As it turns out, everything printed on the video box for The Revenge of Doctor X (1970) is wrong. The cover art is randomly selected and meaningless. The plot description (along with the cast) is from a completely different movie – The Mad Doctor of Blood Island (1968). That means Angelique’s not in this one, even though the (fake) opening credits continue to insist otherwise. Instead, much to my surprise and delight, I am now the proud owner of an Ed Wood film that I never knew existed.

Edward D. Wood Jr, for those who don’t know, is the most beloved "bad" filmmaker of all time. His masterpiece, Plan 9 From Outer Space (1959) received the Golden Turkey Award for Worst Film of all Time, with Wood honoured as worst director. His films aren’t just bad – they’re fascinating, passionate, hilarious and unique. His scripts are like nothing you’ve ever heard or read before – tangled masses of ridiculously misapplied verbiage that nevertheless manage to convey Wood’s heartfelt messages (and the thing is, he always has one). Wood didn’t direct The Revenge of Doctor X (a.k.a. Venus Flytrap, a.k.a. The Double Garden), but he wrote the screenplay.

Grumpy NASA rocket scientist Dr. Bragan (played by Clark Gable lookalike James Craig) blows his top once too often, and is advised to take a trip to Japan to chill out. On the way to the airport, he stops to dig up a Venus flytrap plant from the middle of a roadside snake farm. (Hey, if you’re flying to Japan, you want to bring a carnivorous plant with you – it’s just common sense.) At the airport, he meets his new assistant Noriko, and flirts with her. The uncredited Japanese actress who plays Noriko clearly doesn’t speak fluent English, and seems to be delivering her lines phonetically. (Don’t worry dear – Wood’s dialogue doesn’t make sense to anybody else, either.) For the rest of the movie, the bipolar Dr. Bragan alternates between sweetly courting Noriko and venting his rage at her. She puts up with his abuse and coos demurely when flattered.

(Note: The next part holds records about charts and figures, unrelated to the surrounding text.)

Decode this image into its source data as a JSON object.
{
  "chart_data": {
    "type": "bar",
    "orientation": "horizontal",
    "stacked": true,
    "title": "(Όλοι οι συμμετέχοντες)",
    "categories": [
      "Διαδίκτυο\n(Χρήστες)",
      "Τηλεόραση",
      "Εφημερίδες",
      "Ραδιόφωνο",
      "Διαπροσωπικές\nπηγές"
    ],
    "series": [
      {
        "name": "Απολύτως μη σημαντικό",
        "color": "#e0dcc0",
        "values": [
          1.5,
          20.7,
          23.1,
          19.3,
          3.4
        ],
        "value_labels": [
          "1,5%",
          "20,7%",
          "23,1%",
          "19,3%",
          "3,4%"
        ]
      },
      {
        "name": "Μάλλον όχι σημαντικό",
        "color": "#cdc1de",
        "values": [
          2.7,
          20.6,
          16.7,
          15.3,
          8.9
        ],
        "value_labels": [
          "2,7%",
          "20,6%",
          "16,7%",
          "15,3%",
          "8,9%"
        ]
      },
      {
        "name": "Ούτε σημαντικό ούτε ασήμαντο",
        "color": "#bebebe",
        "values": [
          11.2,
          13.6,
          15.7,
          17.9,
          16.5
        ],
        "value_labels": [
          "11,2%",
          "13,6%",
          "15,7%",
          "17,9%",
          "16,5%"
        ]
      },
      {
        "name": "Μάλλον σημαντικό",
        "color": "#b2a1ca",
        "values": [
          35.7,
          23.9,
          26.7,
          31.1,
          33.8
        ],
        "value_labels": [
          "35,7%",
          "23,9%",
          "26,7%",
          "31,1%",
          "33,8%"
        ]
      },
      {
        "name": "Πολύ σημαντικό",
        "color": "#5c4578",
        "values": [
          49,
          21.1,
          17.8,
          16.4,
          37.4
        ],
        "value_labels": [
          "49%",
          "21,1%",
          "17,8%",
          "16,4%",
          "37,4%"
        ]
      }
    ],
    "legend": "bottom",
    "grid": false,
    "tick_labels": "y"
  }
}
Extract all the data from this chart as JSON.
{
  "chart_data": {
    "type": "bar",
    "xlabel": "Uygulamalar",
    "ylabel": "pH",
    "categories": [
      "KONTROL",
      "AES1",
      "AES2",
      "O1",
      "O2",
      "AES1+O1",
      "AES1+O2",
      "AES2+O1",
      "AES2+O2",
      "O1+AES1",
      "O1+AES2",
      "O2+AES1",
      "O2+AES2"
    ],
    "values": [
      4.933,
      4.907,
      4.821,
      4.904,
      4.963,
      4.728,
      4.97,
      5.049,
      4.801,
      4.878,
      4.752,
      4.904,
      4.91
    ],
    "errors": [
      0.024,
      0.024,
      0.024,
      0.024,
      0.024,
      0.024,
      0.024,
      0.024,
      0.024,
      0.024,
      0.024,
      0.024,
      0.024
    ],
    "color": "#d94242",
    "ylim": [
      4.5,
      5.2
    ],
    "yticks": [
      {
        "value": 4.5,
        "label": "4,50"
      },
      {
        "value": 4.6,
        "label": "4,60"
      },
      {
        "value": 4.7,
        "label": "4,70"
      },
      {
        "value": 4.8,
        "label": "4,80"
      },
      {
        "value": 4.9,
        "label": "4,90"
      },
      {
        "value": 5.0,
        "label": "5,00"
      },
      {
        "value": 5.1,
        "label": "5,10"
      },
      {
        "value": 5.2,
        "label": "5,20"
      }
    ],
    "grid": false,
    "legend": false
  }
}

The duo shack up in a bizarre greenhouse laboratory of some kind, where the good doctor prepares botanical experiments that he hopes will prove that mankind evolved from plants. (I thought he was supposed to work for NASA?) The place comes complete with a Japanese version of Igor, a grubby little man who lopes around like a hunchback, giggles maniacally and plays Castle Dracula-style mood music on the pipe organ. With the help of four topless bathing beauties (wayhey!) the scientists retrieve a giant underwater plant of some kind, and make a hybrid out of it and the flytrap. The resulting "plant" is obviously a man in a hilarious rubber costume, standing in a big flowerpot. We wait patiently for the monster plant to start walking around, while Dr. Bragan feeds the thing blood and small animals. Meanwhile, Igor keeps teasing the plant, poking it and then turning his back and laughing like it was the funniest thing in the world. (C’mon plant – get him! Argh… missed! Try again!)

It’s an absolutely insane film, perfect for Ed Wood fans. As far as I know, it’s only ever been available as this out-of-print Regal Video release, complete with misleading cover.